Tuesday, October 28, 2008

the passions run deep

Technology is an extremely personal thing. We all have our particular likes, dislikes, suffrages, and delights. I know this. It's why we review, analyze, vet, test, and reverse engineer technologies and processes before we ask our end-users to adopt them as their own -- in sickness and in health.

So while I'm not overly surprised by responses to this, I'm wondering about motivation and argument. Claim and warrant are both shaped by the rhetor's passion for the subject, at least that's the way it used to be. It's this passion that I'm curious to understand better, particularly when we're talking about something as innocuous as a network operating system.

In spite of my efforts to qualify my comments, there remains this need to have the last word. It's like arguing with my kid about why he needs to have his license on him when he's driving the car that I still insure. It's a reaction that I understand, but nonetheless wish I experienced less. Julie makes two absolute guarantees in her claims about Netware/Groupwise vs. AD/Exchange. Richard is similarly compelled to reiterate the notion of fiscal irresponsibility in selecting a Microsoft solution. In both cases, I'm struck by and admire the strength of their conviction and the urgency in their tone.
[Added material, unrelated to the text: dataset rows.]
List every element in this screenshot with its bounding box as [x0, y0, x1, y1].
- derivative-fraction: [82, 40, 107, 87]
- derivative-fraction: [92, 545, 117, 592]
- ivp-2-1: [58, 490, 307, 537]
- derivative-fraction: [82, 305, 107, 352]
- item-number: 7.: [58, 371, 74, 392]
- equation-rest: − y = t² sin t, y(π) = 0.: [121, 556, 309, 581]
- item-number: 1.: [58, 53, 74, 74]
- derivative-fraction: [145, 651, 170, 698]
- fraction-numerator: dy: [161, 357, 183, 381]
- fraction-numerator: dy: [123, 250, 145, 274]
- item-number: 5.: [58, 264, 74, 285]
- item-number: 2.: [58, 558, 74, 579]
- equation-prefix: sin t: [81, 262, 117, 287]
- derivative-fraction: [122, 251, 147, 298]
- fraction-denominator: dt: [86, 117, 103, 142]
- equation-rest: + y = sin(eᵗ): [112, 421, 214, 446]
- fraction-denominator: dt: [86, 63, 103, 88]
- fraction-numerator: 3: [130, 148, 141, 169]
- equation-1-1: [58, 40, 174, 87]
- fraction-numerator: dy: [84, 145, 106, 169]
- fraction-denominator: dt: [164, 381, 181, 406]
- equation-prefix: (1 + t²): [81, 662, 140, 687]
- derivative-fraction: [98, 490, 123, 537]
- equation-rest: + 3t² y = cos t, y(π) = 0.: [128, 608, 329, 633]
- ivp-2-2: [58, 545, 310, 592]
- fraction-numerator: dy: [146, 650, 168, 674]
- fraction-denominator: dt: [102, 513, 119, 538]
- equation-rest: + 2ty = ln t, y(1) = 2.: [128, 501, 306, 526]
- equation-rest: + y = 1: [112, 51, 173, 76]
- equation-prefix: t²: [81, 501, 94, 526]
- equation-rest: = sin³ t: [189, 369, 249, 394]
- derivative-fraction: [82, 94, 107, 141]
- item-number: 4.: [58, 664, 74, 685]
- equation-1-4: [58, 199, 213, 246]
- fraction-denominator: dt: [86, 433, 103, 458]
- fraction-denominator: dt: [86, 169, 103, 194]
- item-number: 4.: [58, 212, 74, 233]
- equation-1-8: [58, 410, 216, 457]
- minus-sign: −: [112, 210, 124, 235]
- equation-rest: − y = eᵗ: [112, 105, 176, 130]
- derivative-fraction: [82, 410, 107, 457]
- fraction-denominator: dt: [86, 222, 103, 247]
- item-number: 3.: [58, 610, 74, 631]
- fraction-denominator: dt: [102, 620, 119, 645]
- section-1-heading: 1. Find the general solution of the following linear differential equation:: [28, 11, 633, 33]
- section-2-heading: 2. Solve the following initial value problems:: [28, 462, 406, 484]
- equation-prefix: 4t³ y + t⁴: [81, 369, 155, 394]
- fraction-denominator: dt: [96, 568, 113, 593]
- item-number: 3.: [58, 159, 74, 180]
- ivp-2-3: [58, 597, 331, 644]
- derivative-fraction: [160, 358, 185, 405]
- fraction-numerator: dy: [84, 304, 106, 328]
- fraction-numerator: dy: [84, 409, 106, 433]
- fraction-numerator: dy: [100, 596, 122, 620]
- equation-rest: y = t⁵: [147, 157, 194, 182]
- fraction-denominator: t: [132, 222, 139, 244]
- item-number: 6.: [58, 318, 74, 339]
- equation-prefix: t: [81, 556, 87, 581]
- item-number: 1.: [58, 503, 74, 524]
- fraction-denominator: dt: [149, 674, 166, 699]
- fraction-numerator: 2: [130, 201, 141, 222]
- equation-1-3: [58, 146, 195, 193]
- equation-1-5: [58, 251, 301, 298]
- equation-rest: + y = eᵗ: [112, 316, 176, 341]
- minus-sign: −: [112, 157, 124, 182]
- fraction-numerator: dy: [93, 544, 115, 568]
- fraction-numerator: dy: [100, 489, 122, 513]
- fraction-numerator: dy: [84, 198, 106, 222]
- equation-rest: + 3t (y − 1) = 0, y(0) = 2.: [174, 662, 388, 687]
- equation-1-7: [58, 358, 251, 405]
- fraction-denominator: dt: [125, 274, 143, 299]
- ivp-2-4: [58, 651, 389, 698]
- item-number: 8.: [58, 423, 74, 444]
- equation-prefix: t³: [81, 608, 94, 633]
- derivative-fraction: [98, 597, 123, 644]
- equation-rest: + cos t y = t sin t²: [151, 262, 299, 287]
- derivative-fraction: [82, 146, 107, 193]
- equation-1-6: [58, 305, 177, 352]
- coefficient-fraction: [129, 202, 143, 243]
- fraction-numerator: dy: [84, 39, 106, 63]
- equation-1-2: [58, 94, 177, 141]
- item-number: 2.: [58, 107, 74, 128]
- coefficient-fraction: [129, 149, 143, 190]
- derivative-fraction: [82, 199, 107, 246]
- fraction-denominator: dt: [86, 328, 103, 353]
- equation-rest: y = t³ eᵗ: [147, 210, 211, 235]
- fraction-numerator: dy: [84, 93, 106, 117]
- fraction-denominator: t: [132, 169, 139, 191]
What I can't swallow is the implication that our decision to adopt an AD/Exchange campus computing environment was wrong. The implication isn't palatable because it assumes there is a "right" decision. I guess it's like anything: you have opinions and convictions that drive you to accept certain beliefs. In some cases you hold onto those convictions so long that you simply can't consider any alternative, compromise, or compelling context. In other cases, you're driven to continue to hold onto something because you just can't tolerate, accept, or otherwise co-exist with the alternatives.

This is why I think we've been modestly successful in our IT work at UC. We know that technology is personal and that technologists get really geeked up when you start bandying around options, directions, and future-think. Maybe I'm just getting tired of the outliers who continue to screech the same old tunes I've been listening to since the days of the Lisa and X-Windows. Yeah, maybe I'm just getting tired.